Anaplan says increased R&D investment will keep it ahead of cloud-based performance management arena. Here’s what connected planning is all about.
When Frank Calderoni, Anaplan’s new CEO, took the stage at the March 27-29 Anaplan Hub 17 event, he cited positive company statistics including signing 250 new customers in the last year (bringing the total count above 660) and more than 75 percent annual year-over-year subscription revenue growth to a $120-million-annual run rate. Just two months on the job, Calderoni also promised a “significant increase” in R&D investment, saying the company intends to stay ahead of the competition.
Indeed, competition is tightening in the corporate performance management arena, in which the lion’s share of growth is going to cloud-based offerings. Incumbents including Oracle (Hyperion) and SAP (BPC) have introduced their own software-as-a-service options while SaaS rivals Adaptive Insights and Host Analytics have been courting larger and larger customers. Even partners are getting in on the act, with Workday adding Workday Planning to its cloud-based performance management application portfolio in 2016.
Anaplan stands apart among the cloud options in that it focuses on a broader range of business planning challenges than any of its competitors, most of which concentrate on the needs of finance departments. Financial planning and sales planning are Anaplan’s most mature use cases, but the company also supports supply chain, workforce, marketing, IT and other planning needs with more than 195 starting-point applications on its Anaplan App Hub. Roughly two thirds of these domain- and industry-specific apps are offered by partners, such as Accenture, Deloitte and Workforce Insight, who help customers build out and customize apps to their specific needs.
Customers typically start with one planning challenge, such as financial planning and analysis or sales planning, but Anaplan educates customers on the need for “connected planning” as part of its land-and-expand strategy. By connecting plans, companies can understand and account for interdependencies, cascading changes in plans and what-if scenarios across interconnected data, people and processes.
Why do companies need connected planning? Anaplan founder and CTO Michael Gould cited the example of U.K.-based companies that are now in the cross hairs of Brexit. Adequate preparation and forecasting demands more than a single plan; these companies need interconnected plans around possible changes in exchange rates, border tariffs, trade deals, supply costs, pricing and resulting demand. In the U.S. it’s easy to imagine the complex, interconnected planning healthcare organizations will need to come to grips with potential changes in the Affordable Care Act.
Of course, planning and forecasting challenges are more often triggered by routine business dynamics rather than legislative or geopolitical sea changes. Routine business changes such as mergers, acquisitions, digital disruption and emerging market opportunities all trigger complex planning and forecasting challenges. Anaplan customers are typically large companies and fast-growing companies – mostly in retail, banking, technology, healthcare and consumer packaged goods – that face constant change.

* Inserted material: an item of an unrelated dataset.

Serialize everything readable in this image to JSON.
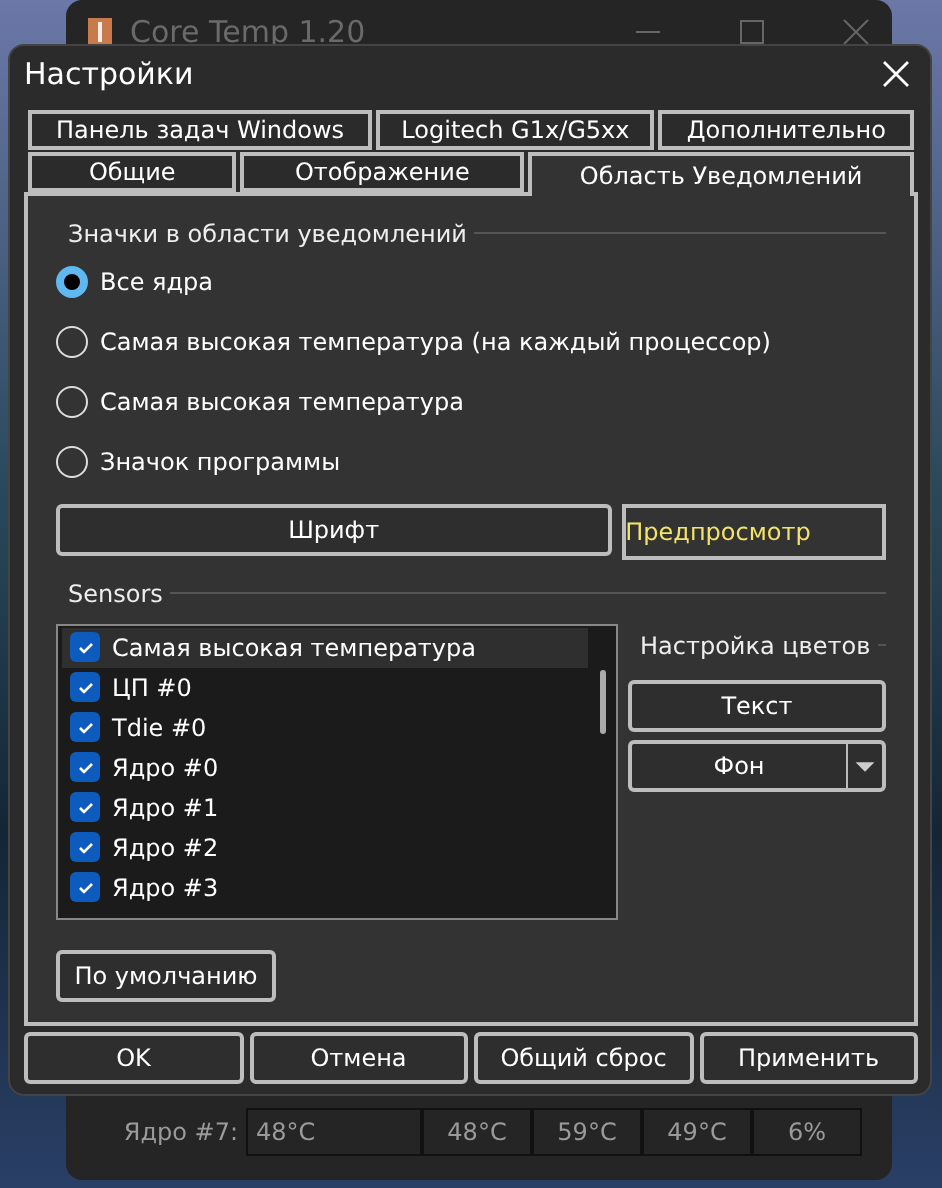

MyPOV on Anaplan’s Progress
There weren’t a lot of high-profile announcements at Anaplan Hub 17 in part because the company is still in the process of delivering capabilities promised at Anaplan Hub 16 (thus, Calderoni’s promise to step up R&D investment). For example, a Business Map feature announced at Hub 16 is still a few weeks away. The Business Map will support connected planning by giving customers a holistic view of all business planning activities, with tagging, searching and filtering by use case, business process and geography.

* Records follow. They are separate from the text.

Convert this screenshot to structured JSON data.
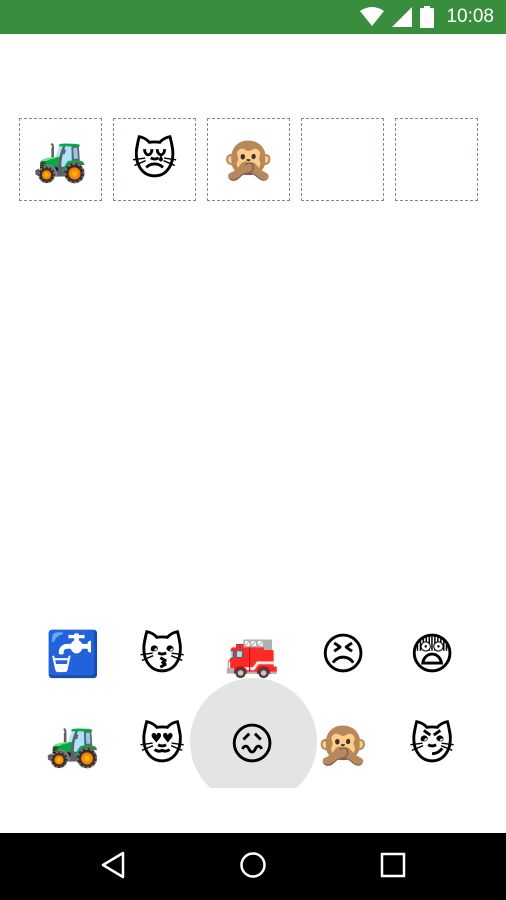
{
  "status_bar": {
    "time": "10:08",
    "icons": [
      "wifi-icon",
      "cell-signal-icon",
      "battery-icon"
    ],
    "background": "#388e3c"
  },
  "answer_slots": [
    {
      "emoji": "🚜",
      "name": "tractor"
    },
    {
      "emoji": "😿",
      "name": "crying-cat"
    },
    {
      "emoji": "🙊",
      "name": "speak-no-evil-monkey"
    },
    {
      "emoji": "",
      "name": "empty"
    },
    {
      "emoji": "",
      "name": "empty"
    }
  ],
  "emoji_choices": {
    "row1": [
      {
        "emoji": "🚰",
        "name": "potable-water"
      },
      {
        "emoji": "😽",
        "name": "kissing-cat"
      },
      {
        "emoji": "🚒",
        "name": "fire-engine"
      },
      {
        "emoji": "😣",
        "name": "persevering-face"
      },
      {
        "emoji": "😨",
        "name": "fearful-face"
      }
    ],
    "row2": [
      {
        "emoji": "🚜",
        "name": "tractor"
      },
      {
        "emoji": "😻",
        "name": "heart-eyes-cat"
      },
      {
        "emoji": "😖",
        "name": "confounded-face"
      },
      {
        "emoji": "🙊",
        "name": "speak-no-evil-monkey"
      },
      {
        "emoji": "😼",
        "name": "smirking-cat"
      }
    ],
    "selected_index_row2": 2
  },
  "nav_bar": {
    "icons": [
      "back-icon",
      "home-icon",
      "recents-icon"
    ]
  }
}
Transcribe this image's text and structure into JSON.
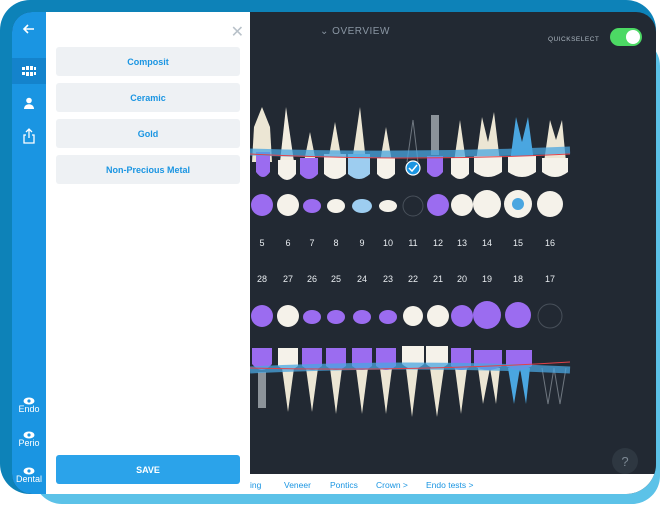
{
  "rail": {
    "icons": [
      "arrow-left-icon",
      "teeth-chart-icon",
      "user-icon",
      "share-icon"
    ],
    "views": [
      {
        "label": "Endo",
        "icon": "eye-icon"
      },
      {
        "label": "Perio",
        "icon": "eye-icon"
      },
      {
        "label": "Dental",
        "icon": "eye-icon"
      }
    ]
  },
  "panel": {
    "close_icon": "close-icon",
    "options": [
      "Composit",
      "Ceramic",
      "Gold",
      "Non-Precious Metal"
    ],
    "save_label": "SAVE"
  },
  "header": {
    "title": "OVERVIEW",
    "quickselect_label": "QUICKSELECT",
    "quickselect_on": true
  },
  "chart": {
    "upper_numbers": [
      "5",
      "6",
      "7",
      "8",
      "9",
      "10",
      "11",
      "12",
      "13",
      "14",
      "15",
      "16"
    ],
    "lower_numbers": [
      "28",
      "27",
      "26",
      "25",
      "24",
      "23",
      "22",
      "21",
      "20",
      "19",
      "18",
      "17"
    ],
    "selected_tooth": "11",
    "colors": {
      "purple": "#9b6cf0",
      "blue_band": "#4aa6e0",
      "gum_line": "#e0424a",
      "enamel": "#f2ede0"
    }
  },
  "bottom_tabs": [
    "ing",
    "Veneer",
    "Pontics",
    "Crown >",
    "Endo tests >"
  ],
  "help_label": "?"
}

Also still in the works is a promised expansion of existing predictive capabilities to better support workforce optimization, supply planning, transportation assignment, product marketing, and risk modeling, among other forward-looking analyses. Anaplan did release a module in a limited private beta, but executives say they’re reworking the module to support mathematical optimization without requiring coding.
Late last year Anaplan did deliver on Application Lifecycle Management (ALM) capabilities promised at Hub 16. The new ALM capabilities brought an important productivity advance, enabling customers to split large models and synchronize model versions so they don’t have to replicate changes across development, testing and production instances.
At Hub 17, Anaplan did announce a new data-integration option called Anaplan HyperConnect, which is a licensed version of Informatica Cloud that Anaplan will sell and support under its own brand. It also announced reporting integrations with Tableau, and the company is days away from releasing a DocuSign integration that will take paperwork and, thus, time out of approval processes.
Anaplan didn’t play up the announcement, but in a roadmap session it unveiled plans for two important coming platform capabilities that will unlock yet more growth. A Bring-Your-Own-Key encryption requested by security-conscious banks and financial institution is due out later this year. And a lightweight workflow capability will improve planning throughput, governance and collaboration by routing tasks, approvals and alerts. Release dates weren’t disclosed, and one Anaplan executive quipped that the company wants to live down recent product delays by under-promising and overdelivering.
Anaplan has had its share of executive changes over the last year, as is common in any CEO regime change. But as Calderoni settles in and the company pours more of its considerable venture funding into development, I expect innovation to accelerate and the connected planning story to get stronger.